Beachy, who is originally from Kansas City, was creating these artistic spaces in her own home when she was a college student living in Seattle. “I was trying to figure out what it meant to be a writer or an artist or how one could find a way to express themselves. I was writing all these weird stories and I was having a hard time finding where these belonged and that made me feel very bad and worthless artistically,” said Beachy. After talking to people who felt similar to what Beachy was feeling, she soon took matters in her own hands and started hosting “salons” (a name that was influenced by the salons in France), at her home monthly and transformed her basement into a theater and her garage into a gallery. Eventually she would do this in Brooklyn and Chicago.
Beachy discovered that hosting these salons was an excellent way to meet and network with other creative individuals. “I became obsessed with the format of the salons and found that I was most passionate about making these bases and finding ways to bring people together, which was both celebratory and inclusive”.

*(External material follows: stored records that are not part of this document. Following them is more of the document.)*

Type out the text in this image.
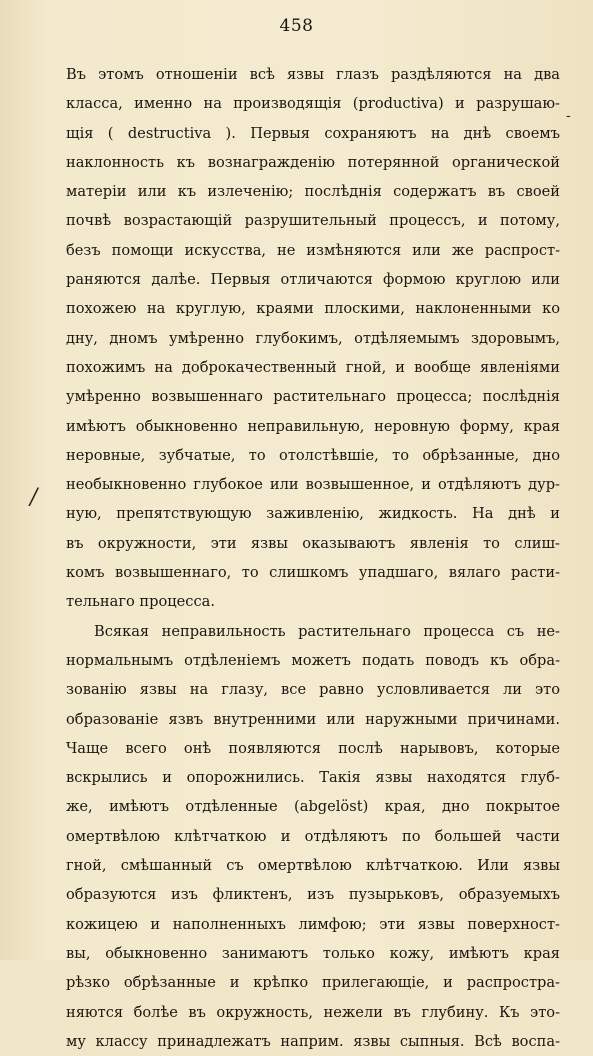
458
-
/
Въ этомъ отношеніи всѣ язвы глазъ раздѣляются на два
класса, именно на производящія (productiva) и разрушаю-
щія ( destructiva ). Первыя сохраняютъ на днѣ своемъ
наклонность къ вознагражденію потерянной органической
матеріи или къ излеченію; послѣднія содержатъ въ своей
почвѣ возрастающій разрушительный процессъ, и потому,
безъ помощи искусства, не измѣняются или же распрост-
раняются далѣе. Первыя отличаются формою круглою или
похожею на круглую, краями плоскими, наклоненными ко
дну, дномъ умѣренно глубокимъ, отдѣляемымъ здоровымъ,
похожимъ на доброкачественный гной, и вообще явленіями
умѣренно возвышеннаго растительнаго процесса; послѣднія
имѣютъ обыкновенно неправильную, неровную форму, края
неровные, зубчатые, то отолстѣвшіе, то обрѣзанные, дно
необыкновенно глубокое или возвышенное, и отдѣляютъ дур-
ную, препятствующую заживленію, жидкость. На днѣ и
въ окружности, эти язвы оказываютъ явленія то слиш-
комъ возвышеннаго, то слишкомъ упадшаго, вялаго расти-
тельнаго процесса.
Всякая неправильность растительнаго процесса съ не-
нормальнымъ отдѣленіемъ можетъ подать поводъ къ обра-
зованію язвы на глазу, все равно условливается ли это
образованіе язвъ внутренними или наружными причинами.
Чаще всего онѣ появляются послѣ нарывовъ, которые
вскрылись и опорожнились. Такія язвы находятся глуб-
же, имѣютъ отдѣленные (abgelöst) края, дно покрытое
омертвѣлою клѣтчаткою и отдѣляютъ по большей части
гной, смѣшанный съ омертвѣлою клѣтчаткою. Или язвы
образуются изъ фликтенъ, изъ пузырьковъ, образуемыхъ
кожицею и наполненныхъ лимфою; эти язвы поверхност-
вы, обыкновенно занимаютъ только кожу, имѣютъ края
рѣзко обрѣзанные и крѣпко прилегающіе, и распростра-
няются болѣе въ окружность, нежели въ глубину. Къ это-
му классу принадлежатъ наприм. язвы сыпныя. Всѣ воспа-
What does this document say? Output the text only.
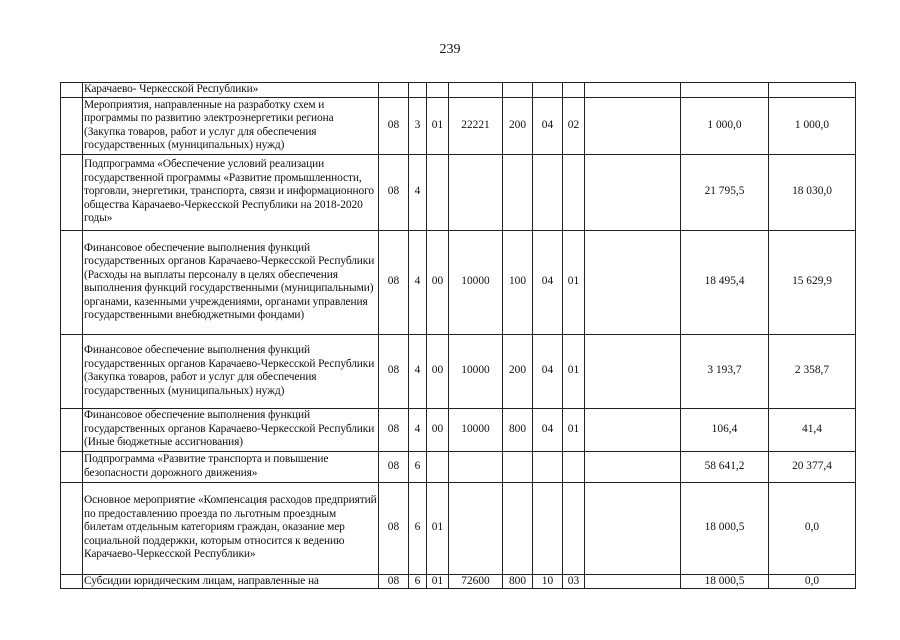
239
	Карачаево- Черкесской Республики»											
	Мероприятия, направленные на разработку схем и программы по развитию электроэнергетики региона (Закупка товаров, работ и услуг для обеспечения государственных (муниципальных) нужд)	08	3	01	22221	200	04	02		1 000,0	1 000,0	
	Подпрограмма «Обеспечение условий реализации государственной программы «Развитие промышленности, торговли, энергетики, транспорта, связи и информационного общества Карачаево-Черкесской Республики на 2018-2020 годы»	08	4							21 795,5	18 030,0	
	Финансовое обеспечение выполнения функций государственных органов Карачаево-Черкесской Республики (Расходы на выплаты персоналу в целях обеспечения выполнения функций государственными (муниципальными) органами, казенными учреждениями, органами управления государственными внебюджетными фондами)	08	4	00	10000	100	04	01		18 495,4	15 629,9	
	Финансовое обеспечение выполнения функций государственных органов Карачаево-Черкесской Республики (Закупка товаров, работ и услуг для обеспечения государственных (муниципальных) нужд)	08	4	00	10000	200	04	01		3 193,7	2 358,7	
	Финансовое обеспечение выполнения функций государственных органов Карачаево-Черкесской Республики (Иные бюджетные ассигнования)	08	4	00	10000	800	04	01		106,4	41,4	
	Подпрограмма «Развитие транспорта и повышение безопасности дорожного движения»	08	6							58 641,2	20 377,4	
	Основное мероприятие «Компенсация расходов предприятий по предоставлению проезда по льготным проездным билетам отдельным категориям граждан, оказание мер социальной поддержки, которым относится к ведению Карачаево-Черкесской Республики»	08	6	01						18 000,5	0,0	
	Субсидии юридическим лицам, направленные на	08	6	01	72600	800	10	03		18 000,5	0,0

When Beachy finally arrived to Chicago she worked at the About Face Theater for three years, a theater that aims to enhance the national dialog on gender and social identity. By working there, she met many queer emerging artists and was inspired to host salons in her home again. This was a way for Beachy to get immersed in the creative community in Chicago. While hosting these salons, she worked with some of these artists that eventually lead her to manage a band called Bath House, “a band that described them selves as ‘queer electroshock’,” as Beachy puts it.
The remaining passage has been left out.